Mueck's career has been in continuing ascent. In 2000-02 he was the fifth Associate Artist at the National Gallery, London (the first was Rego), an honor that gave him access to the collections and opportunity to develop his work. There, for example, the many idealized depictions of the infant Christ led to his more realistic, earthy explorations of newborns and pregnancy. His ceiling-high crouching "Boy" was exhibited in London's Millennium Dome in 2000 and at the 2001 Venice Biennale. And his 2006 exhibition at the Cartier Foundation in Paris broke attendance records; four of the five works created for that show have been brought to The Warhol.
Two reasons for their crowd-pleasing popularity are the accessibility of the works and the way they invite visitors to provide a narrative.
The monumental, sad looking woman "In Bed" isn't getting up, Sokolowski points out. "Has her lover left?

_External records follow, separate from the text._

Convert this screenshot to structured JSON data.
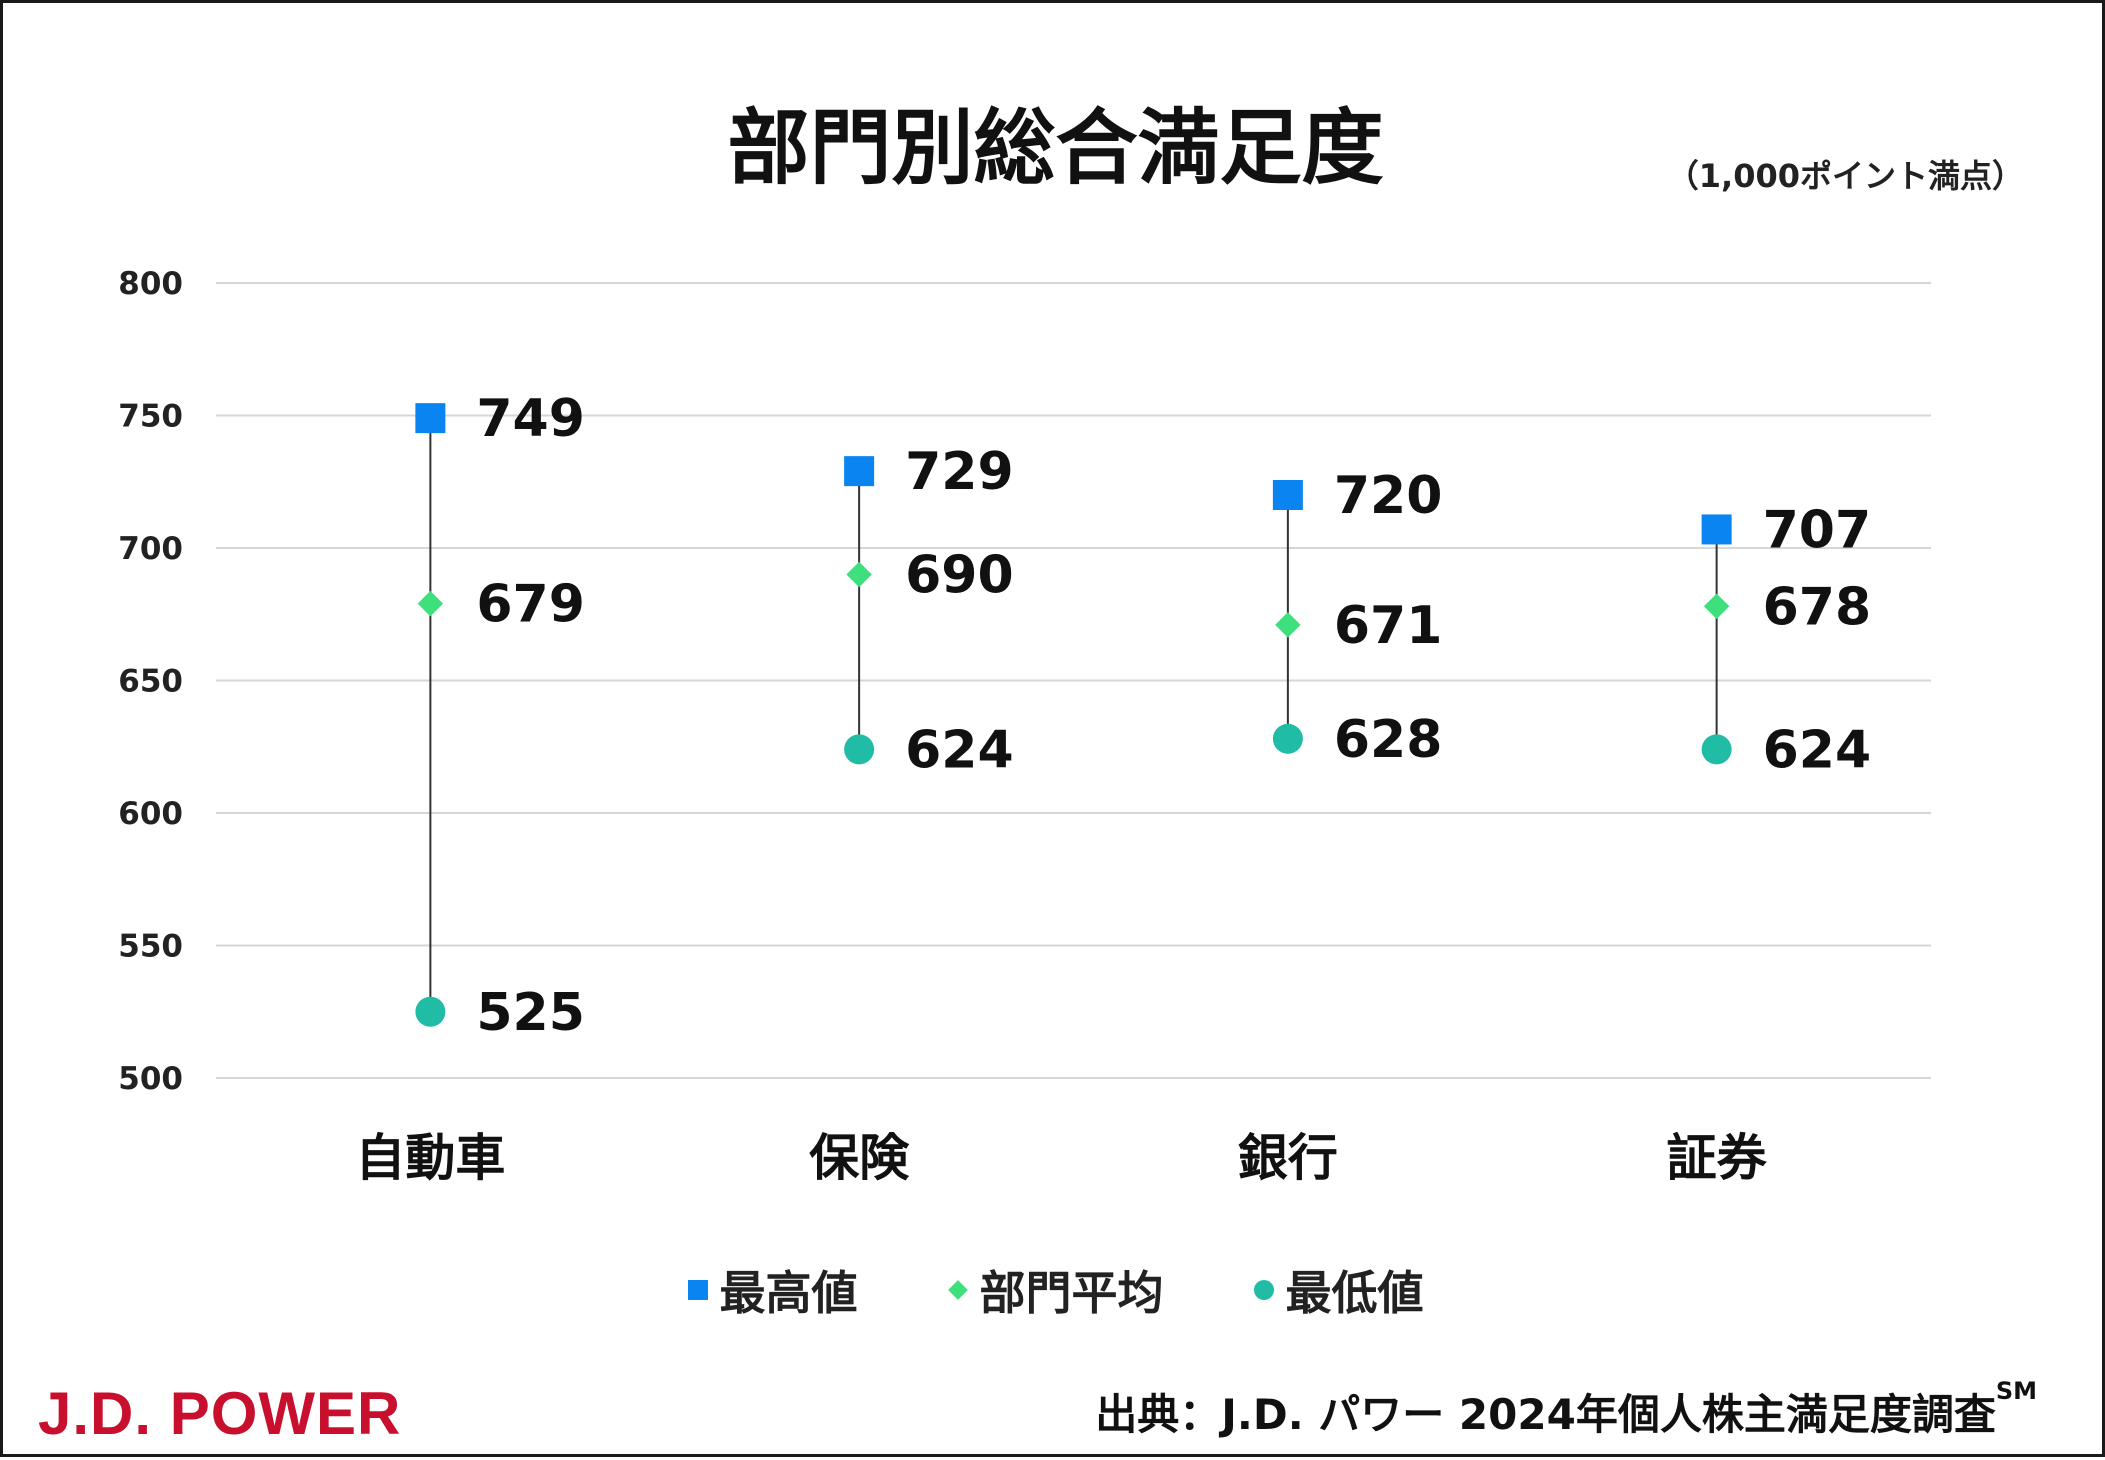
{
  "title": "部門別総合満足度",
  "subtitle": "（1,000ポイント満点）",
  "source": {
    "text": "出典：J.D. パワー 2024年個人株主満足度調査",
    "mark": "SM"
  },
  "brand": "J.D. POWER",
  "colors": {
    "max": "#0a84f0",
    "avg": "#3ee07d",
    "min": "#21bca6",
    "brand": "#c8102e"
  },
  "legend": [
    {
      "label": "最高値",
      "marker": "square"
    },
    {
      "label": "部門平均",
      "marker": "diamond"
    },
    {
      "label": "最低値",
      "marker": "circle"
    }
  ],
  "chart_data": {
    "type": "scatter",
    "title": "部門別総合満足度",
    "categories": [
      "自動車",
      "保険",
      "銀行",
      "証券"
    ],
    "series": [
      {
        "name": "最高値",
        "marker": "square",
        "values": [
          749,
          729,
          720,
          707
        ]
      },
      {
        "name": "部門平均",
        "marker": "diamond",
        "values": [
          679,
          690,
          671,
          678
        ]
      },
      {
        "name": "最低値",
        "marker": "circle",
        "values": [
          525,
          624,
          628,
          624
        ]
      }
    ],
    "ylim": [
      500,
      800
    ],
    "yticks": [
      800,
      750,
      700,
      650,
      600,
      550,
      500
    ],
    "grid": true,
    "legend_position": "bottom"
  }
}
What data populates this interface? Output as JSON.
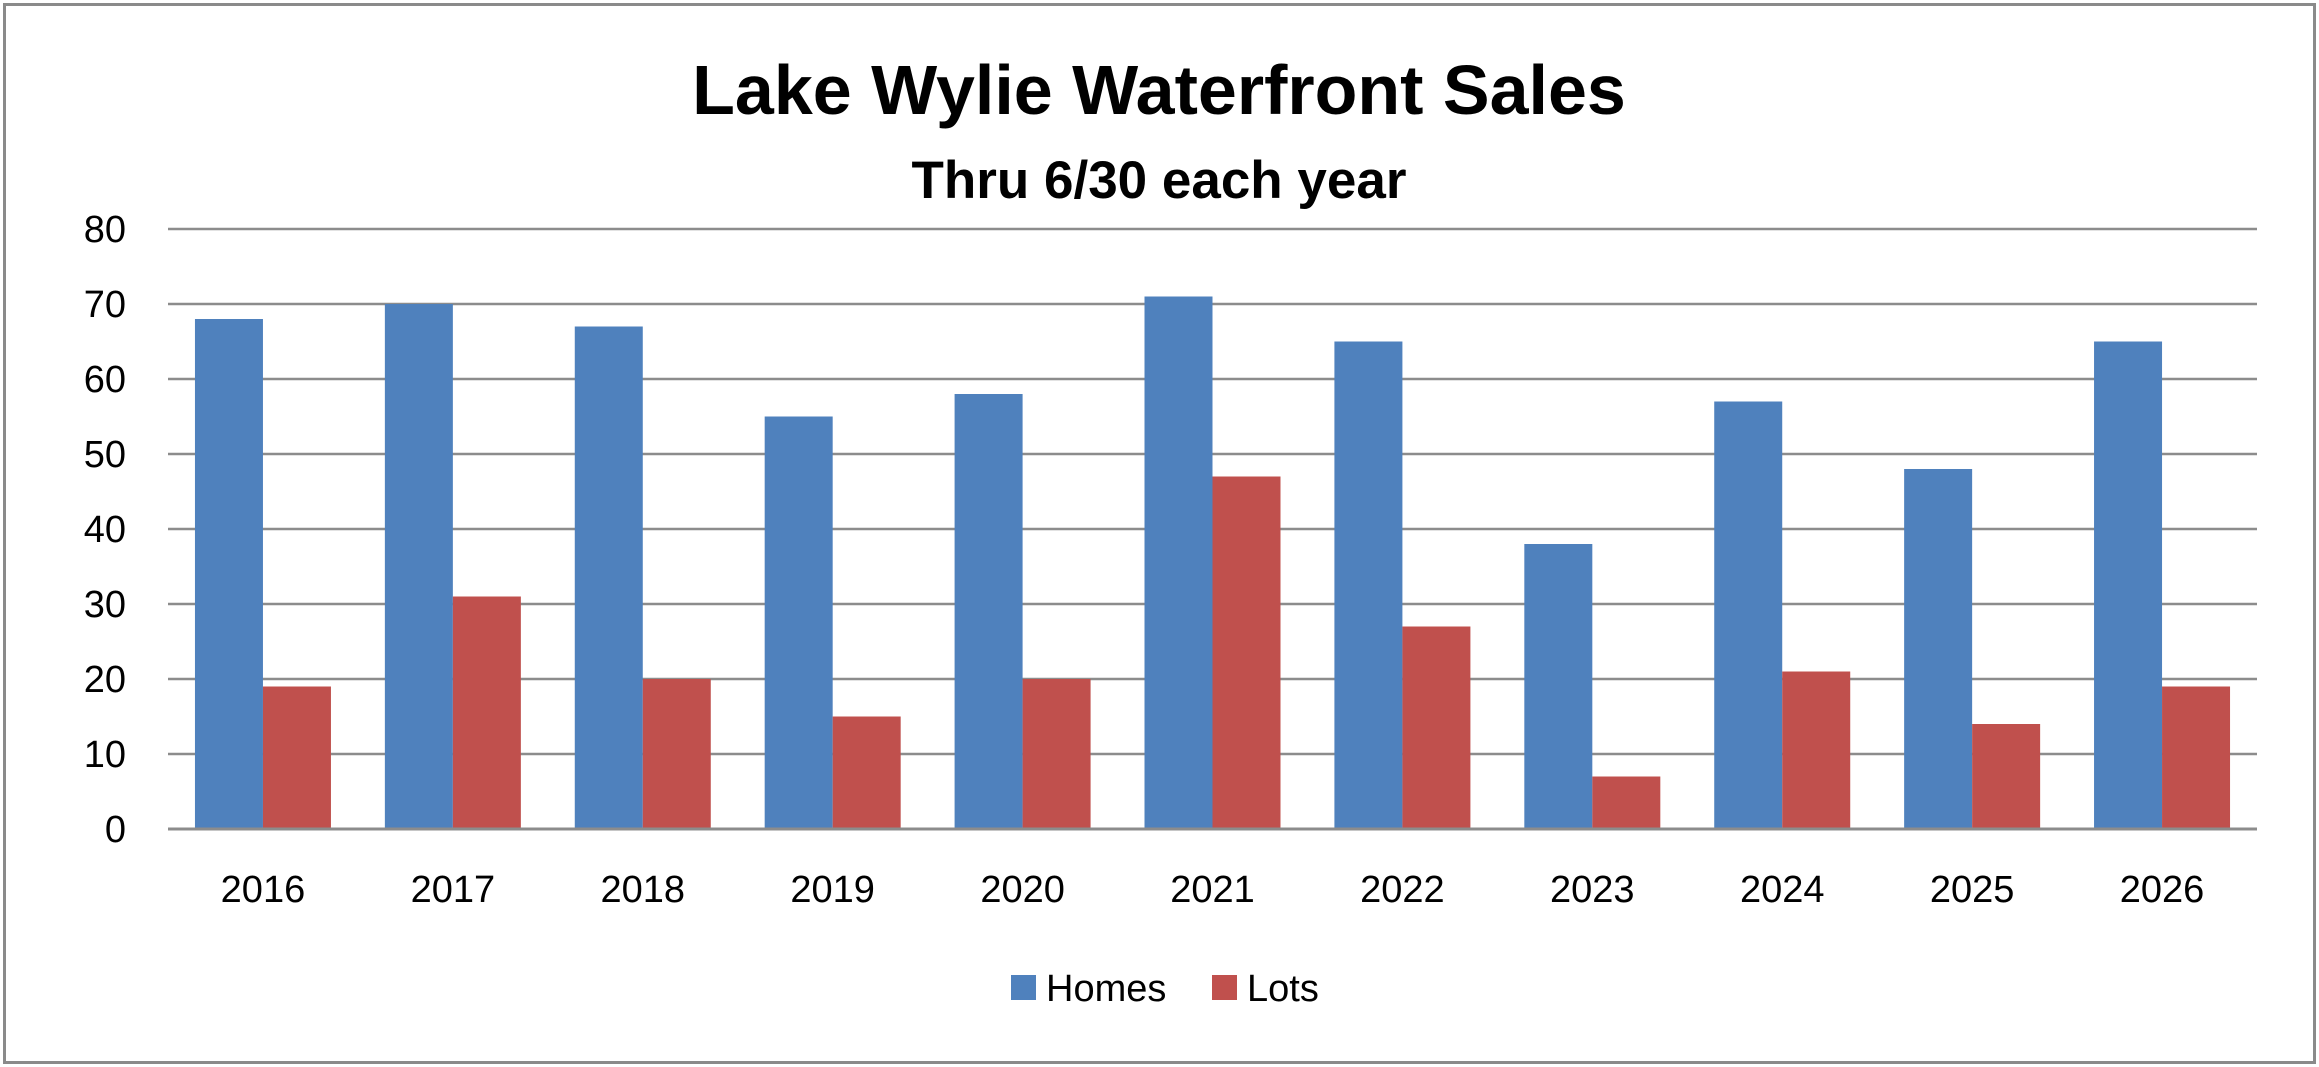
{
  "chart_data": {
    "type": "bar",
    "title": "Lake Wylie Waterfront Sales",
    "subtitle": "Thru 6/30 each year",
    "xlabel": "",
    "ylabel": "",
    "categories": [
      "2016",
      "2017",
      "2018",
      "2019",
      "2020",
      "2021",
      "2022",
      "2023",
      "2024",
      "2025",
      "2026"
    ],
    "series": [
      {
        "name": "Homes",
        "color": "#4f81bd",
        "values": [
          68,
          70,
          67,
          55,
          58,
          71,
          65,
          38,
          57,
          48,
          65
        ]
      },
      {
        "name": "Lots",
        "color": "#c0504d",
        "values": [
          19,
          31,
          20,
          15,
          20,
          47,
          27,
          7,
          21,
          14,
          19
        ]
      }
    ],
    "ylim": [
      0,
      80
    ],
    "yticks": [
      0,
      10,
      20,
      30,
      40,
      50,
      60,
      70,
      80
    ],
    "grid": true,
    "legend_position": "bottom"
  }
}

Is she mourning her husband who died and left her with three children to raise? It could be your mom or sister lying in bed."
Sokolowski says that Mueck isn't about trickery, but that the artist wants viewers to look closely, in the way that Andy Warhol wanted viewers to experience his early films, which were made without a plot. Films were basically about plot, as Sokolowski says: "Will the good guy get killed? Will the guy get the girl?" Warhol asked the audience to slow down and look. "There's something wrong with this. It's not real. It's artificial."
Whatever you think of Mueck's work, chances are you won't walk by without looking. And then stopping to engage.